I love lemon bars with all of my heart, but it's hard to find a really awesome recipe, and sub-par lemon bars are just disappointing. I also love cheesecake with all of my heart, but sometimes I'm not in the mood to buy six packages of cream cheese. Enter creamy lemon squares. These squares combine the best of both worlds, and I've mixed and matched a couple of recipes to create one that I love (and that is super simple). Here you go.

Creamy Lemon Squares

Crust
3/4 cup butter, softened
2/3 cup powdered sugar
1 1/2 cups flour

Filling
2 pkg (8 oz) cream cheese, softened
2 cups granulated sugar
4 eggs
4 Tbsp flour
6 Tbsp lemon zest
1/2 cup fresh lemon juice (important that it's fresh!)
1/2 tsp baking powder
4 tsp powdered sugar

Preheat oven to 350. Line 13x9-inch baking pan with parchment paper or foil (if using foil, lightly grease).
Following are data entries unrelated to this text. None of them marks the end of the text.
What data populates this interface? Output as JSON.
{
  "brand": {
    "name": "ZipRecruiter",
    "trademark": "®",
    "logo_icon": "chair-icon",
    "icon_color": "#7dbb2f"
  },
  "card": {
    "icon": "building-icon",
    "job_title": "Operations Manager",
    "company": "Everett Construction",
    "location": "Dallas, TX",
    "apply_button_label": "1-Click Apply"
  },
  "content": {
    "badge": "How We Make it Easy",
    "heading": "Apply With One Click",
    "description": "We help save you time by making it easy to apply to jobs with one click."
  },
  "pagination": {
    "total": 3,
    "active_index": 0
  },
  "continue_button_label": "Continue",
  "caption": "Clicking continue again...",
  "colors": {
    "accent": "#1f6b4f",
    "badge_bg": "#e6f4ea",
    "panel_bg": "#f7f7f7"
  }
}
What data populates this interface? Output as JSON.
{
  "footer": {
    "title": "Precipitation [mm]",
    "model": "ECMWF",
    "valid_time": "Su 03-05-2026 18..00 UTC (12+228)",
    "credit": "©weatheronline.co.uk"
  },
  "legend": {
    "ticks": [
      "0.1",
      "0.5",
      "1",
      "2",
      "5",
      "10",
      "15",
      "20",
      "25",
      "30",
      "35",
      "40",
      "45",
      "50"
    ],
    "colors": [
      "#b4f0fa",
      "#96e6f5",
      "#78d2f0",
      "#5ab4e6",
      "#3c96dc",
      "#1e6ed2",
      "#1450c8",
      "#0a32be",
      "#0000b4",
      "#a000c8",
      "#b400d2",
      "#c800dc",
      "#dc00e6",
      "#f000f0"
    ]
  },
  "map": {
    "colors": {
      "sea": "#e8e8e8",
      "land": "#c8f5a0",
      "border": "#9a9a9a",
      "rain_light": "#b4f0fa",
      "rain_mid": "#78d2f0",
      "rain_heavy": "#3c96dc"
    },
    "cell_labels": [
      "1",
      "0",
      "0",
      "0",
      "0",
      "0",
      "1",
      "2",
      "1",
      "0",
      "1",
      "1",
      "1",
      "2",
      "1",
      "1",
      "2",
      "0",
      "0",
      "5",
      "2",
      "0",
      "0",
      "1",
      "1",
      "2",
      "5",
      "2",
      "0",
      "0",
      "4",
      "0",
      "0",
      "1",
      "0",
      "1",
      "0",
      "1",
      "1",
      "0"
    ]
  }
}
In a large bowl, beat butter and powdered sugar until blended. Gradually beat in 1 1/2 cups flour. Press onto bottom of pan. Bake 18-20 minutes or until golden brown.*

Beat cream cheese and granulated sugar with mixer until blended. Add eggs and 4 Tbsp flour; mix well. Blend in 2 Tbsp lemon zest, lemon juice, and baking powder; pour over crust. Bake 25-28 minutes or until center is set.* Cool. Refrigerate 2 hours. Sprinkle with powdered sugar and remaining lemon zest. Lift out of pan with parchment paper or foil before cutting.

*My crust was done in 12 minutes. The filling was done in 15-17 minutes. But my oven bakes really really fast, so just know your oven and keep an eye on it.